Reviews

Was Not Was
Pick of the Litter: 1980-2010 - Micro Werks
FILTER Grade: 91%

By Paul Zollo on April 20, 2010

| Share |

 
Was Not Was

In 1980, the year of Was Not Was’ debut, we were still eons away from the age of anything-can-happen, cut and paste records. No samples, no loops, and most bands stayed neatly in their conventional bin. But there were rare exceptions, and Was Not Was was one of the rarest—a remarkable R&B-techno-hip-hop-pop-rock-jazz-disco band with boundless ambition and invention. Anything could and would happen on Was Not Was’ records, as the brothers Was, Don and Dave, much like a musical version of the Coen brothers (especially in terms of adventurous casting; cameos by such stars as Leonard Cohen, Kris Kristofferson and Booker T recur), expressed themselves as much in the tracks as in the songs themselves.

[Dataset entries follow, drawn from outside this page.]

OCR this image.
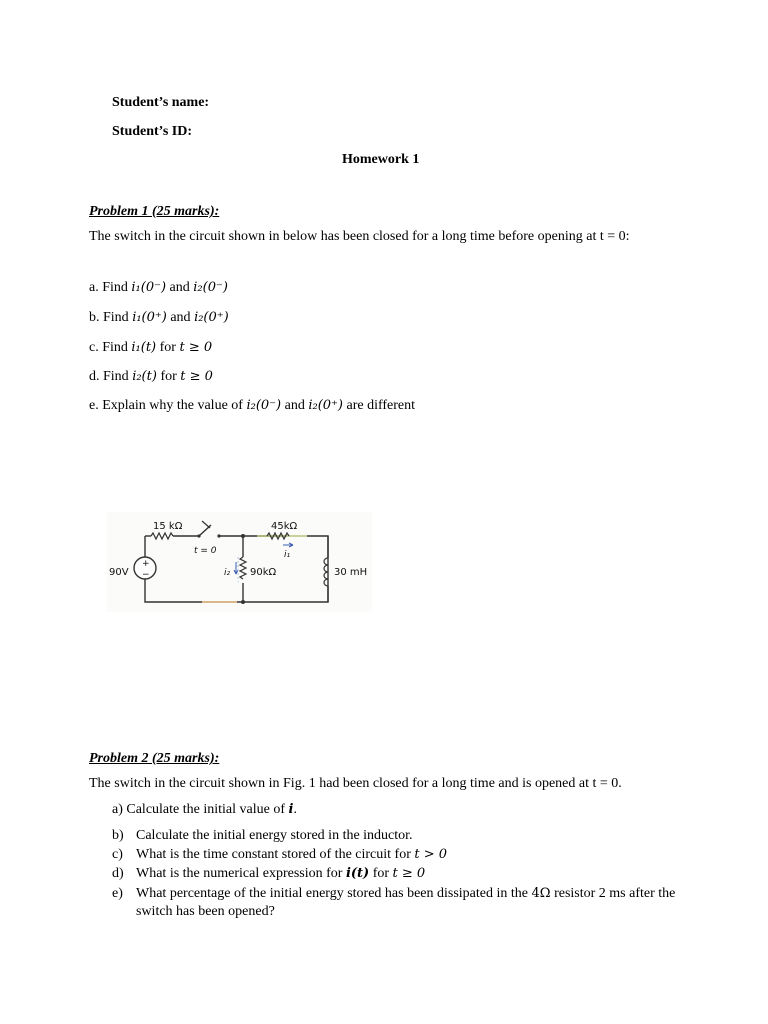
Student’s name:
Student’s ID:
Homework 1
Problem 1 (25 marks):
The switch in the circuit shown in below has been closed for a long time before opening at t = 0:
a. Find i₁(0⁻) and i₂(0⁻)
b. Find i₁(0⁺) and i₂(0⁺)
c. Find i₁(t) for t ≥ 0
d. Find i₂(t) for t ≥ 0
e. Explain why the value of i₂(0⁻) and i₂(0⁺) are different
15 kΩ	45kΩ
90kΩ	30 mH
90V
t = 0	i₁
i₂
+
−
Problem 2 (25 marks):
The switch in the circuit shown in Fig. 1 had been closed for a long time and is opened at t = 0.
a) Calculate the initial value of i.
b) Calculate the initial energy stored in the inductor.
c) What is the time constant stored of the circuit for t > 0
d) What is the numerical expression for i(t) for t ≥ 0
e) What percentage of the initial energy stored has been dissipated in the 4Ω resistor 2 ms after the
switch has been opened?
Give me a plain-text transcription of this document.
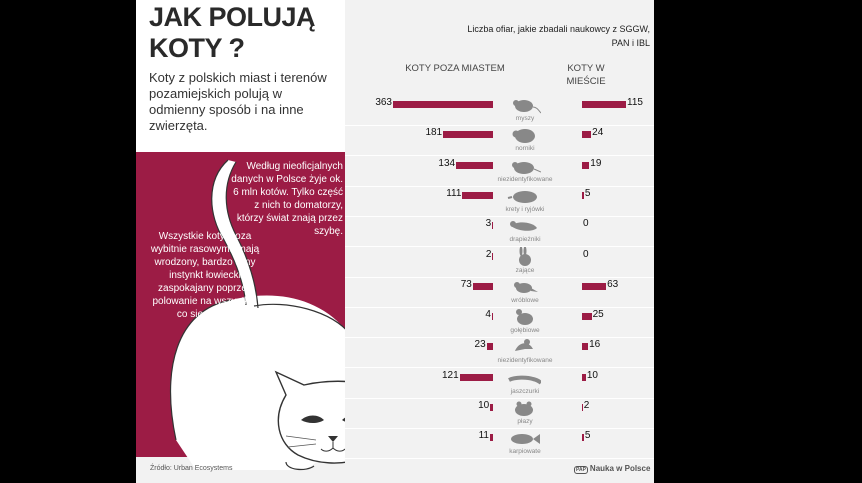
JAK POLUJĄ
KOTY ?
Koty z polskich miast i terenów pozamiejskich polują w odmienny sposób i na inne zwierzęta.
Według nieoficjalnych danych w Polsce żyje ok. 6 mln kotów. Tylko część z nich to domatorzy, którzy świat znają przez szybę.
Wszystkie koty, poza wybitnie rasowymi, mają wrodzony, bardzo silny instynkt łowiecki zaspokajany poprzez polowanie na wszystko, co się rusza.
Źródło: Urban Ecosystems
Liczba ofiar, jakie zbadali naukowcy z SGGW, PAN i IBL
KOTY POZA MIASTEM	KOTY W MIEŚCIE
363	115
myszy
181	24
norniki
134	19
niezidentyfikowane
111	5
krety i ryjówki
3	0
drapieżniki
2	0
zające
73	63
wróblowe
4	25
gołębiowe
23	16
niezidentyfikowane
121	10
jaszczurki
10	2
płazy
11	5
karpiowate
PAP Nauka w Polsce
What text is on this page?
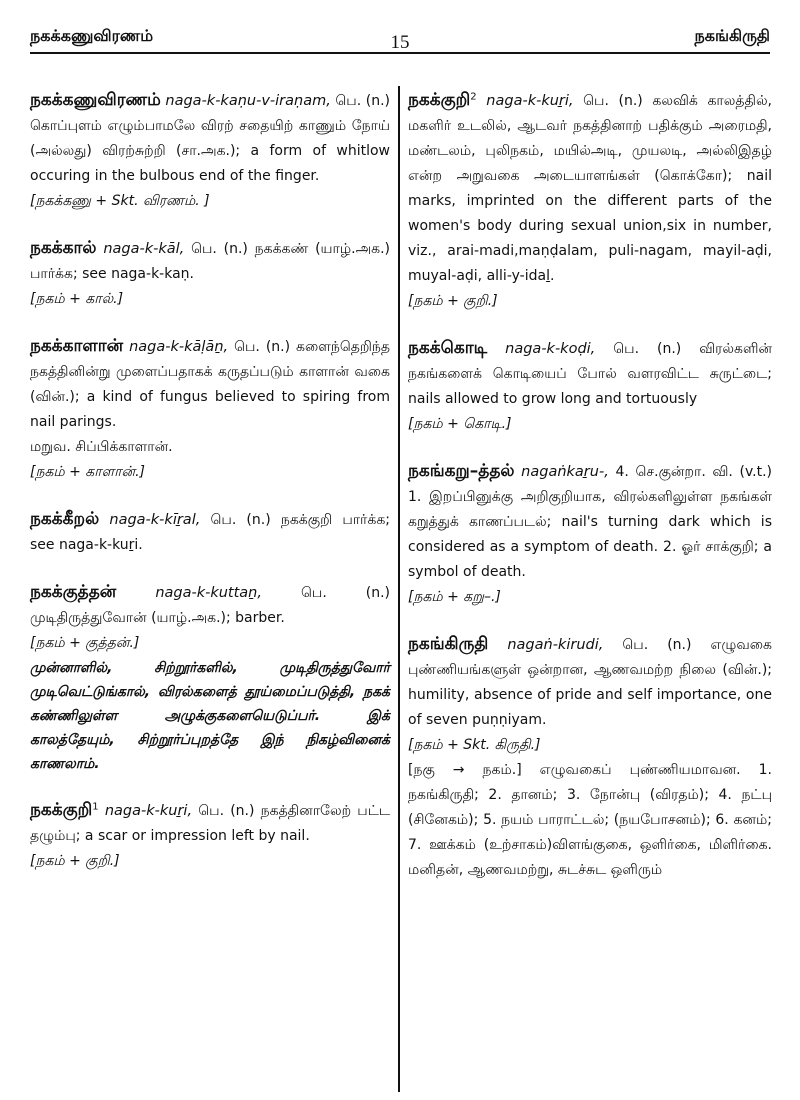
நகக்கணுவிரணம்	15	நகங்கிருதி

நகக்கணுவிரணம் naga-k-kaṇu-v-iraṇam, பெ. (n.) கொப்புளம் எழும்பாமலே விரற் சதையிற் காணும் நோய் (அல்லது) விரற்சுற்றி (சா.அக.); a form of whitlow occuring in the bulbous end of the finger.

[நகக்கணு + Skt. விரணம். ]

நகக்கால் naga-k-kāl, பெ. (n.) நகக்கண் (யாழ்.அக.) பார்க்க; see naga-k-kaṇ.

[நகம் + கால்.]

நகக்காளான் naga-k-kāḷāṉ, பெ. (n.) களைந்தெறிந்த நகத்தினின்று முளைப்பதாகக் கருதப்படும் காளான் வகை (வின்.); a kind of fungus believed to spiring from nail parings.

மறுவ. சிப்பிக்காளான்.

[நகம் + காளான்.]

நகக்கீறல் naga-k-kīṟal, பெ. (n.) நகக்குறி பார்க்க; see naga-k-kuṟi.

நகக்குத்தன்	naga-k-kuttaṉ,	பெ. (n.) முடிதிருத்துவோன் (யாழ்.அக.); barber.

[நகம் + குத்தன்.]

முன்னாளில், சிற்றூர்களில், முடிதிருத்துவோர் முடிவெட்டுங்கால், விரல்களைத் தூய்மைப்படுத்தி, நகக் கண்ணிலுள்ள அழுக்குகளையெடுப்பர். இக் காலத்தேயும், சிற்றூர்ப்புறத்தே இந் நிகழ்வினைக் காணலாம்.

நகக்குறி$^1$ naga-k-kuṟi, பெ. (n.) நகத்தினாலேற் பட்ட தழும்பு; a scar or impression left by nail.

[நகம் + குறி.]

நகக்குறி$^2$ naga-k-kuṟi, பெ. (n.) கலவிக் காலத்தில், மகளிர் உடலில், ஆடவர் நகத்தினாற் பதிக்கும் அரைமதி, மண்டலம், புலிநகம், மயில்அடி, முயலடி, அல்லிஇதழ் என்ற அறுவகை அடையாளங்கள் (கொக்கோ); nail marks, imprinted on the different parts of the women's body during sexual union,six in number, viz., arai-madi,maṇḍalam, puli-nagam, mayil-aḍi, muyal-aḍi, alli-y-idaḻ.

[நகம் + குறி.]

நகக்கொடி naga-k-koḍi, பெ. (n.) விரல்களின் நகங்களைக் கொடியைப் போல் வளரவிட்ட சுருட்டை; nails allowed to grow long and tortuously

[நகம் + கொடி.]

நகங்கறு–த்தல் nagaṅkaṟu-, 4. செ.குன்றா. வி. (v.t.) 1. இறப்பினுக்கு அறிகுறியாக, விரல்களிலுள்ள நகங்கள் கறுத்துக் காணப்படல்; nail's turning dark which is considered as a symptom of death. 2. ஓர் சாக்குறி; a symbol of death.

[நகம் + கறு–.]

நகங்கிருதி nagaṅ-kirudi, பெ. (n.) எழுவகை புண்ணியங்களுள் ஒன்றான, ஆணவமற்ற நிலை (வின்.); humility, absence of pride and self importance, one of seven puṇṇiyam.

[நகம் + Skt. கிருதி.]

[நகு → நகம்.] எழுவகைப் புண்ணியமாவன. 1. நகங்கிருதி; 2. தானம்; 3. நோன்பு (விரதம்); 4. நட்பு (சினேகம்); 5. நயம் பாராட்டல்; (நயபோசனம்); 6. கனம்; 7. ஊக்கம் (உற்சாகம்)விளங்குகை, ஒளிர்கை, மிளிர்கை. மனிதன், ஆணவமற்று, சுடச்சுட ஒளிரும்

Inventively infectious fusions of whimsy and funk like “Walk the Dinosaur” and “Spy in the House of Love” effortlessly meld humor with soul; the lyrical heartbreak of Mel Torme’s “Zaz Turned Blue,” as beautifully strange as Sinatra singing Talking Heads, soars, while Leonard Cohen’s funny-sexy turn on “Elvis’ Rolls Royce” is pure joy. Great shape-shifting panoplies of galloping rhythms abound, peppered with trumpet blasts, samples of old movies, horn sections, furious guitar and jazzy horn solos, classic Motown-like bass lines, dimensional and crisp Steely Dan-like musicianship, and coolly clever lyrics. One for the ages, this 19-song compilation reminds us how cool the future sounded back then, when Was Not Was still was.